Thursday, March 31, 2011

Ode to Jane Eyre...

So the new movie is out and of course I had to see it immediately. I have seen every variation and hope they continue to produce them throughout my life. I count Jane Eyre as one of my all time favorite female characters in fiction. When a new version comes out I always love to see how they’ll interpret the story, what lines of dialogue they’ll use, etc. In this one they used the … “as if there was a string tied to my rib…” My favorite.

This I thought was a very good version. Jane for me was very convincing. But what I liked about this version is they started the movie with her leaving Rochester. So we see her trek through the moors, her suffering until she finally arrives at the Rivers door. Then we see her life essentially being told through back story. Sort of cliché I know, but done with great affect here because I really got to see how the events of her childhood formed who she was.

In the book, she suffers, she suffers, her bff dies, she suffers some more and finally there is happiness, until there is more suffering. Bronte did not give her girl a break. Talk about throwing her in the dumpster!

But looking at it retrospectively I was able to really see how each event in her life brought her to the place she was. I remember reading the book - which I didn’t do until I was 22 – and screaming at Jane to stay with Rochester. What is the BIG deal? Go to Paris. Pretend you’re married. Who will know?

As she says… she’ll know. And it’s the iron core belief in herself that makes this heroine so compelling. She is plain, little and poor. She has ugly dresses and she’s always wearing her hair in that awful knot. Yet Rochester loves her and every single time I believe it. This movie really helped to showcase her developement into the woman.

Jane Eyre might be the very first Bombshell. She is tough, resilient, strong, witty and she loves. She loves completely and with her whole heart.

Great great character. I think I’ve been aspiring to write someone as amazing as her my entire writing live.

What about you? Who is your favorite heroine? Favorite hero?

9 comments:

Karen Whiddon said...

Right now I'm reading Kristin Hannah's night road. There are two heroines and both of them have had the worst things imaginable happen. And just when you think it can't get any worse - BAM.

I'm not finished yet, but the unrelenting grimness is about to get to me. Yet I'm cheering for one of the heroines (and now despise the other), so I keep reading. Because it's GOT to get better, right? I can only hope.

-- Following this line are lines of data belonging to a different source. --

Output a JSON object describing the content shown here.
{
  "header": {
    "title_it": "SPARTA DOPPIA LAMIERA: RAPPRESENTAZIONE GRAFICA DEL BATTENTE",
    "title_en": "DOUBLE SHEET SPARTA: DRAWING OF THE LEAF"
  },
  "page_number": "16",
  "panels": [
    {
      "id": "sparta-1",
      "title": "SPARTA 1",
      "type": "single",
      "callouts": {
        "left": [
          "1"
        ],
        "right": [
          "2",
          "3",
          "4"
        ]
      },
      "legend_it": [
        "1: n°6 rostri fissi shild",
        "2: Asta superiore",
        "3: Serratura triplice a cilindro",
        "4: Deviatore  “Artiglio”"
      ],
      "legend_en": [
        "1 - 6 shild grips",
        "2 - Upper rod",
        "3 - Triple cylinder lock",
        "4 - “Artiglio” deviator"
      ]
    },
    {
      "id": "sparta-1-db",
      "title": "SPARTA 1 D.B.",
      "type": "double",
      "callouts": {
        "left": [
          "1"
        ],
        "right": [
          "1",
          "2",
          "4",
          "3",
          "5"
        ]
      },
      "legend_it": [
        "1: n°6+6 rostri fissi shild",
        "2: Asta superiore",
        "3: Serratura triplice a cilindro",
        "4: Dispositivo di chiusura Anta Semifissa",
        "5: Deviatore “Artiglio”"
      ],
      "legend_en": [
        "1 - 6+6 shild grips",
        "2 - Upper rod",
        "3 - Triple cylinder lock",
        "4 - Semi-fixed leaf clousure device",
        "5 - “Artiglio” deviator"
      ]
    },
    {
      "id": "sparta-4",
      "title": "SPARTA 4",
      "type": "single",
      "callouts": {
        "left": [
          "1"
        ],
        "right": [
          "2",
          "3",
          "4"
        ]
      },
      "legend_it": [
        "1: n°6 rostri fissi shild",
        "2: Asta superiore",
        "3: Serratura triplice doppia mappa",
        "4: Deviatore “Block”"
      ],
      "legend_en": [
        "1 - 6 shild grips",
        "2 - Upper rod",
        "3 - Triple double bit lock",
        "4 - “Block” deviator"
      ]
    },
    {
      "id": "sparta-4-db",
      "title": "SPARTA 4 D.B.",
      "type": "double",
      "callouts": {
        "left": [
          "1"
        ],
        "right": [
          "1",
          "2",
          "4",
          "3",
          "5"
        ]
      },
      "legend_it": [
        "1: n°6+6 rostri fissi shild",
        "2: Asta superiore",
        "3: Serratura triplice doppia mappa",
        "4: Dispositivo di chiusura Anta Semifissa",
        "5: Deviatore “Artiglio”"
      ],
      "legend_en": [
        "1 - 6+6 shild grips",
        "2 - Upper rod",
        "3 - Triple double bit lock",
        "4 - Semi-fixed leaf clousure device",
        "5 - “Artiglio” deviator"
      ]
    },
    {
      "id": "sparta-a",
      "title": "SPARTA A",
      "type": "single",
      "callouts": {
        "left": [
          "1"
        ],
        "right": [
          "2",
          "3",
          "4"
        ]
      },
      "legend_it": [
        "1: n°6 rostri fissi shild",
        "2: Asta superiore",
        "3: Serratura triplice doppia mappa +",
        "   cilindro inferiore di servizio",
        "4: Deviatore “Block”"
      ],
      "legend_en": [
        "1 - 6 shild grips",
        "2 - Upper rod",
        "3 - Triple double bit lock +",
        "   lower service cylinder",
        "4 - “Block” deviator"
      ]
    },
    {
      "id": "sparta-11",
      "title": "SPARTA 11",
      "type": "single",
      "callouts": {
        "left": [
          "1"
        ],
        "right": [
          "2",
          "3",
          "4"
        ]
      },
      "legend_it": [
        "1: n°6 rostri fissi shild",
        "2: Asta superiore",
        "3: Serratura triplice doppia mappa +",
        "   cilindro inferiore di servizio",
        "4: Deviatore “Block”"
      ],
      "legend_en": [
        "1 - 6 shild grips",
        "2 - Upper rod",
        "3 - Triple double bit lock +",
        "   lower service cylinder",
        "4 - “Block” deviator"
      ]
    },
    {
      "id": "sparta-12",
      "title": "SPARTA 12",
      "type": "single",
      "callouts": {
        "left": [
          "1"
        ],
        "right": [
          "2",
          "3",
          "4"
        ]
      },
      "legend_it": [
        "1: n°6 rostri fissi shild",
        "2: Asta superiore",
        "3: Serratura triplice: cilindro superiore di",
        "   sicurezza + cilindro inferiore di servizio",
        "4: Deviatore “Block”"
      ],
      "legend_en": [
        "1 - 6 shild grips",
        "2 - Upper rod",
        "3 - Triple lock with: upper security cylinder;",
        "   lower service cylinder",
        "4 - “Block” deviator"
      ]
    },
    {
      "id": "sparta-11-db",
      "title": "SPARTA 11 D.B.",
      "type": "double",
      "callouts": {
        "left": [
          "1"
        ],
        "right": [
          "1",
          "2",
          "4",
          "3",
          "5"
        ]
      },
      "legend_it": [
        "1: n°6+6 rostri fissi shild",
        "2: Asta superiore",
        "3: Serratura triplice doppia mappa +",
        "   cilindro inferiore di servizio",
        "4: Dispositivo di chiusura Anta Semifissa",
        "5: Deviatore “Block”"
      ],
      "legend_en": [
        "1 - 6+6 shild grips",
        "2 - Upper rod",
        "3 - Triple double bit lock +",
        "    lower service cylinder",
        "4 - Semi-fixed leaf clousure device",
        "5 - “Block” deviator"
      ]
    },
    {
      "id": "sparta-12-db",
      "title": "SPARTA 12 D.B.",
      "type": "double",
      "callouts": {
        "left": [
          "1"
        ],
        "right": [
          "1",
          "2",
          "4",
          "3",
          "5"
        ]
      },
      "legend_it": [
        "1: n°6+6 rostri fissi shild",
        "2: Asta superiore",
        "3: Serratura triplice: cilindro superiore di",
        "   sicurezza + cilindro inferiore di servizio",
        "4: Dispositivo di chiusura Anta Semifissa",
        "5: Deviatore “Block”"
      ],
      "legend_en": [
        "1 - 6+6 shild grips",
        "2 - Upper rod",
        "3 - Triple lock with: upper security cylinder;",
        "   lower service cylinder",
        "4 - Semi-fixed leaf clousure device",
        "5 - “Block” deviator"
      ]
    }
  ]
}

Since the author is one of my hardcover buys and one of my all-time favs, I have to believe I'll get my happy ending, I'll cry and sigh and put the book on my keeper shelf as I've done with all her others.

BTW, I love Jane Eyre also.

Eileen said...

Oh, fun game! When I was a kid, I'd say it was Jo in Little Women. I loved her. How smart she was. How true to herself she was.

Recently, I've become obsessed with Miss Skeeter from The Help. I really want to be that brave and to open my eyes and really see.

Anonymous said...

I was always a sucker for Austen's Lizzie.. But Jane Eyre is pretty wonderful.

I want to see that movie so badly. Both the leads are so appealing.

Maureen McGowan said...

Like Sinead, I think Elizabeth Bennett is one of my all time favorite characters.


On the other side of the coin from characters like Jane Eyre (whom I do love, don't get me wrong) I've always loved some determined, deluded and slightly ditzy comic characters, too... Like Sophie Kinsella's Becky, or Cher in Clueless (Emma), or Elle in Legally Blonde, or just about any character Eileen Cook writes.

To me these are characters who are so misguided but so good hearted and believable, because (like Jane Eyre) the writer makes you understand why they are the way they are... I find characters like that hilarious when they're well-drawn. (Annoying by copy-cat writers who can't pull it off.)

Maureen McGowan said...

Oh, and I loved this Jane Eyre.

I think Mia Wasikowska is a small miracle of an actress. I predict big things for her.

Between this and The Kids are All Right and Alice in Wonderland... totally different characters in all three and totally convincing in all three. And she's Australian? Have never heard a hint of an Aussie accent in any of her performances.

Eileen said...

Did you see her in the first season of In Treatment? I was in agony for her.

Maureen McGowan said...

I haven't seen that, Eileen, but am DYING to.

Eileen said...

It was fascinating. I got really caught up in the first season and then haven't watched the subsequent ones. Lack of time and nobody wanted to watch it with me, I guess. Still, Mia was amazing. So was Gabriel Byrne.

Molly O'Keefe said...

Sorry thursday seemed to get swept away somehow - the first characters I really loved, that totally spoke to me were emily from the Emily of New Moon series and Laura Ingalls Wilder.

Karen - I have that book too I think - the one in Russia? I need to dig that out.

I'm edxcited about jayne Eyre because I so adore Fassbender - he was incredible in Inglorious Bastards.